About
A journalist, researcher, and policy advocate from Bajaur.
Bajaur sits along the western edge of Pakistan, pressed against the Afghan border. For most of the country's history, its residents lived under a separate, colonial-era legal framework that denied them the protections enjoyed elsewhere in the country. The institutions that held the place together were not the courts or the bureaucracy but the jirga, the hujra, and the codes of conduct passed through generations of Pashtun life.
I was raised inside that inheritance. My early education happened at home, around the elders of the Salarzai tribe, and the questions I would later ask formally — about legitimacy, citizenship, who counts as a member of the polity — were already in the air I breathed.
Education
I pursued postgraduate work in public policy and administration in Europe. That experience gave me a comparative lens on governance and citizenship — questions that felt urgent when applied to my own region.

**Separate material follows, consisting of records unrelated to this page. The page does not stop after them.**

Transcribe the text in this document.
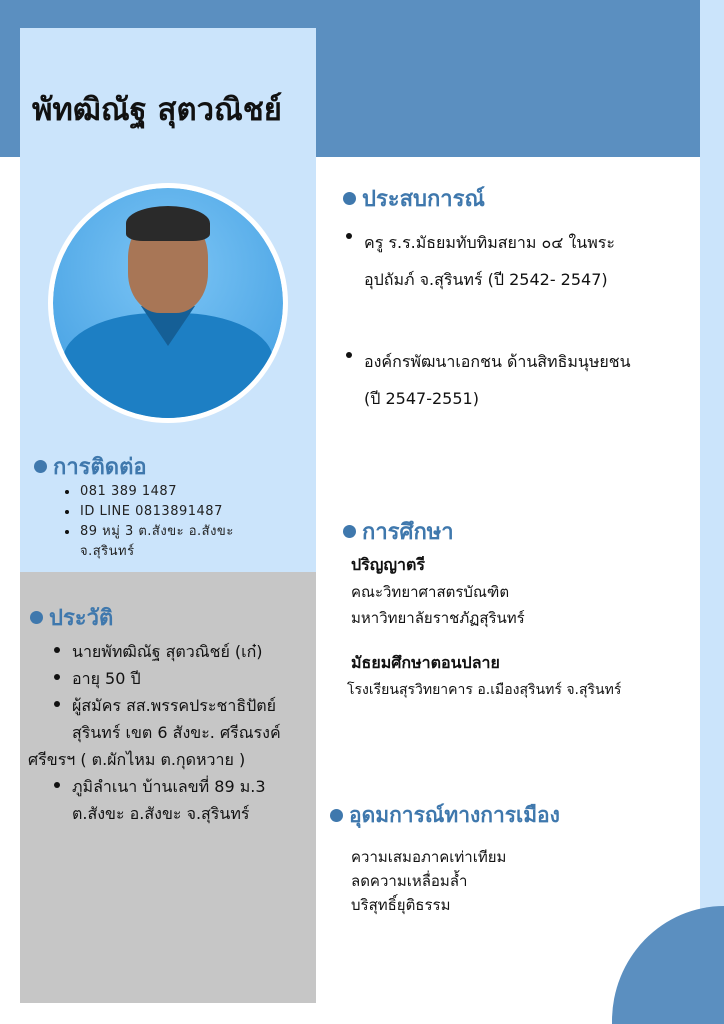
พัทฒิณัฐ สุตวณิชย์
การติดต่อ
081 389 1487
ID LINE 0813891487
89 หมู่ 3 ต.สังขะ อ.สังขะ
จ.สุรินทร์
ประวัติ
นายพัทฒิณัฐ สุตวณิชย์ (เก๋)
อายุ 50 ปี
ผู้สมัคร สส.พรรคประชาธิปัตย์
สุรินทร์ เขต 6 สังขะ. ศรีณรงค์
ศรีขรฯ ( ต.ผักไหม ต.กุดหวาย )
ภูมิลำเนา บ้านเลขที่ 89 ม.3
ต.สังขะ อ.สังขะ จ.สุรินทร์
ประสบการณ์
ครู ร.ร.มัธยมทับทิมสยาม ๐๔ ในพระ
อุปถัมภ์ จ.สุรินทร์ (ปี 2542- 2547)
องค์กรพัฒนาเอกชน ด้านสิทธิมนุษยชน
(ปี 2547-2551)
การศึกษา
ปริญญาตรี
คณะวิทยาศาสตรบัณฑิต
มหาวิทยาลัยราชภัฏสุรินทร์
มัธยมศึกษาตอนปลาย
โรงเรียนสุรวิทยาคาร อ.เมืองสุรินทร์ จ.สุรินทร์
อุดมการณ์ทางการเมือง
ความเสมอภาคเท่าเทียม
ลดความเหลื่อมล้ำ
บริสุทธิ์ยุติธรรม
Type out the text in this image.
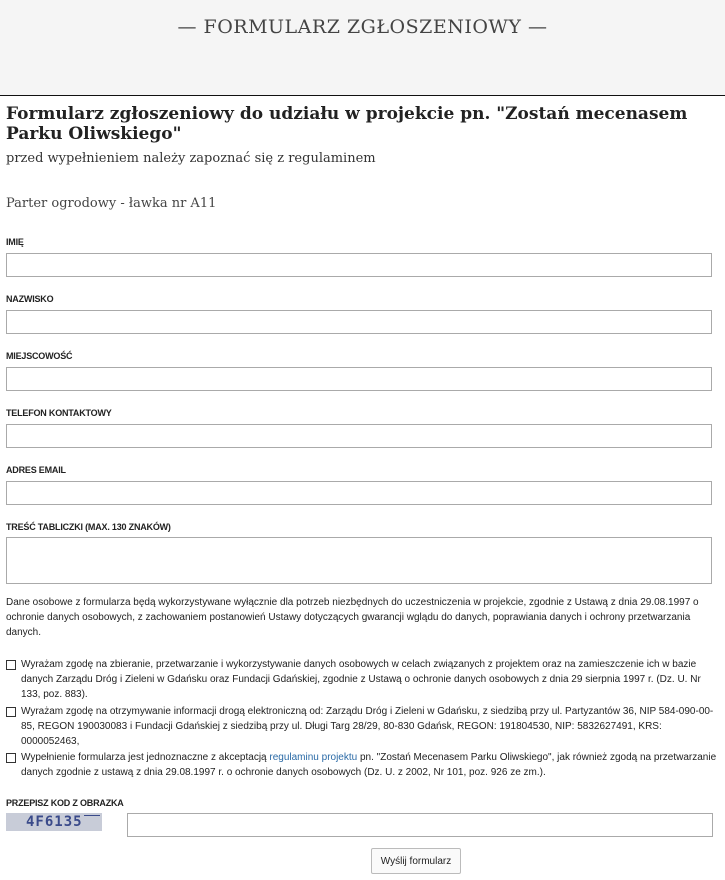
— FORMULARZ ZGŁOSZENIOWY —
Formularz zgłoszeniowy do udziału w projekcie pn. "Zostań mecenasem Parku Oliwskiego"
przed wypełnieniem należy zapoznać się z regulaminem
Parter ogrodowy - ławka nr A11
IMIĘ
NAZWISKO
MIEJSCOWOŚĆ
TELEFON KONTAKTOWY
ADRES EMAIL
TREŚĆ TABLICZKI (MAX. 130 ZNAKÓW)
Dane osobowe z formularza będą wykorzystywane wyłącznie dla potrzeb niezbędnych do uczestniczenia w projekcie, zgodnie z Ustawą z dnia 29.08.1997 o ochronie danych osobowych, z zachowaniem postanowień Ustawy dotyczących gwarancji wglądu do danych, poprawiania danych i ochrony przetwarzania danych.
Wyrażam zgodę na zbieranie, przetwarzanie i wykorzystywanie danych osobowych w celach związanych z projektem oraz na zamieszczenie ich w bazie danych Zarządu Dróg i Zieleni w Gdańsku oraz Fundacji Gdańskiej, zgodnie z Ustawą o ochronie danych osobowych z dnia 29 sierpnia 1997 r. (Dz. U. Nr 133, poz. 883).
Wyrażam zgodę na otrzymywanie informacji drogą elektroniczną od: Zarządu Dróg i Zieleni w Gdańsku, z siedzibą przy ul. Partyzantów 36, NIP 584-090-00-85, REGON 190030083 i Fundacji Gdańskiej z siedzibą przy ul. Długi Targ 28/29, 80-830 Gdańsk, REGON: 191804530, NIP: 5832627491, KRS: 0000052463,
Wypełnienie formularza jest jednoznaczne z akceptacją regulaminu projektu pn. "Zostań Mecenasem Parku Oliwskiego", jak również zgodą na przetwarzanie danych zgodnie z ustawą z dnia 29.08.1997 r. o ochronie danych osobowych (Dz. U. z 2002, Nr 101, poz. 926 ze zm.).
PRZEPISZ KOD Z OBRAZKA
4F6135
Wyślij formularz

Reading constitutional theory in a European seminar room and then returning home to a place where the constitution did not fully apply is a particular kind of education.
Journalism & research
I write on security, militancy, and political transitions across the Pakistan–Afghanistan frontier, with a focus on verification-led reporting in high-stakes environments.
Technology & AI
Alongside my writing, I work in technology, with a focus on legacy modernization and the responsible deployment of AI inside complex enterprise environments.
Advocacy
I helped organize and lead a youth movement that campaigned for the legal and constitutional integration of the former tribal areas into Pakistan's mainstream provincial structure. The work involved years of jirgas, dialogue, and patient negotiation, and contributed to the eventual merger that ended a colonial-era legal regime over millions of people.